In January of this year, eight months before its release date, the buzz was already starting to build for Bill Clegg's Did You Ever Have a Family. Bookseller colleagues were passing around the few advanced reader copies we could get a hold of and telling each other, "You have to read this!" Four major review [...]
There's a funny thing that happens when you stop writing your own books—when you cool the fever, when you walk the garden, when you do not rise at 3 AM, determined. Other people's books become your obsession. Their stories, their words, their worlds. You grow responsible for understanding. You yield your empathy, devote your time. The days are long and hot and languid, and
New Orleans wafts by courtesy of Ruta Sepetys, and
Haiti, thanks to Edwidge Danticat, and the humor of
Haven Kimmel, the confessions of
Caroline Knapp,
the daughter of a salt god (Ilie Ruby),
Cambodia at war (Vaddey Ratner), the
very secret life of objects (Dawn Raffel).
Over the course of the last month, I have bought nearly 100 books and others, due out soon, have made their way to me, courtesy of publishing houses and authors. My triple-stacked shelves in every book-devoted room are officially overtaxed. Book piles approximate architecture. Most women get up and ask, What will I wear? I wonder, upon rising, what to read.
My mind is clear; it is at peace; it is satiated. I sleep better than I did. I want less. I am comforted by books, comfortable around them, and the words I do write these days are reviews and essays, opinion pieces, suggestions. Short pieces, perhaps 1,000 words a day, that help me put into context those things that I'm learning about language and how it works for others.
It seems enough, for summer.
There are humorists whose words are assaults—funny, perhaps, but mostly acidic, pointed, seething. Anger lies at the core of such humor. A hint of retaliation. A hope, perhaps, that by glossing a story with the ha-ha funnies no one will notice what the tale is
really about, or how deep the damage runs.
There are humorists, conversely, whose jests come at the expense, mostly, of themselves. Childhood was funny to them; childhood was a boon. They grew up awkward or they grew up confused, and anyone who happens to stand in their wit's way has (it's clear) been tenderly assessed. They will be getting ice cream later.
I prefer Humorist Type 2, and Haven Kimmel is a star among them. Consistently funny, highly literary, surprisingly facile in her rhythms and subject matters. For those looking for something to do on this hot-across-the-country day, I recommend her deservedly famous memoir,
A Girl Named Zippy. You'll forget that you are sitting alone by the window fan, your lemonade glass empty. You'll stop praying for a breeze.
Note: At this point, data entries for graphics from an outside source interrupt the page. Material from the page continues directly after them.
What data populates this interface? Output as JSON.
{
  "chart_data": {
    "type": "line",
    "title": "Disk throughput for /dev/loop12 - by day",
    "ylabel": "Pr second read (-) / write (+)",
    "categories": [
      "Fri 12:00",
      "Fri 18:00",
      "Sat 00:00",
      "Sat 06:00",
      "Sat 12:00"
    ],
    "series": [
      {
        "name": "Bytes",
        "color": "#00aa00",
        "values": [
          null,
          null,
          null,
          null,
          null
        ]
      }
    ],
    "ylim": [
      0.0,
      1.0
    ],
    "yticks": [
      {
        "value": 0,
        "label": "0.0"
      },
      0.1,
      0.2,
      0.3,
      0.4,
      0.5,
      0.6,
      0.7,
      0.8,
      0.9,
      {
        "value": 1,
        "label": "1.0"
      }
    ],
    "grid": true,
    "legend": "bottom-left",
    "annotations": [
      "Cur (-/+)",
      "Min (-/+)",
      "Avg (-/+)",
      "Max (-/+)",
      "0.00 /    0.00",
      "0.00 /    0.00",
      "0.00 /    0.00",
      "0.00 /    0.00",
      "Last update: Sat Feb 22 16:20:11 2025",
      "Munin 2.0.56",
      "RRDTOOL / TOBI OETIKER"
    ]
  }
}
A passage to get you started lies below. Before I get to that, though, I feel that I must say this: I love the little girl above, whom I snapped one day at an event. The only thing she has in common with Haven's description below is that she is, obviously, a dear, dear thing.
We tried a variety of hairstyles in those early years. The really short haircut (the Pixie, as it was then called) was my favorite, and coincidentally, the most hideous. Many large predatory birds believed I was asking for a date. I especially liked that style because I imagined it excused me from any form of personal hygiene, which I detested. I was so opposed to bathing that I used to have a little laughing reaction every time a certain man in town walked by and said hello to me and I had to respond with "Hi, Gene."
After a year as a Pixie, my sister decided what my hair needed was "weight." Melinda executed all the haircutting ideas in our house and, in fact, cut off the tip of my earlobe one summer afternoon because she was distracted by As the World Turns.
The weight we added to my hair made me look like a fuzzy bush, a bush gone vague.....
Love that line, "I wonder, upon rising, what I will read." That's what summer's for!
What to read is always an extremely important question, and most especially in these sweltering days when any clothing at all is an encumbrance!
Oh no. The more you read and review here the bigger my list grows!
Ah, the sweet and simple joy of words, of reading.
I love finding that I have a free week in review obligations so I can pick what I want to read blindly.
I just ambled into your weblog from the tangled paths of the internet and am captivated - I've seldom read an ordinary, everyday kind of post like this one written so poetically. I shall enjoy reading more here.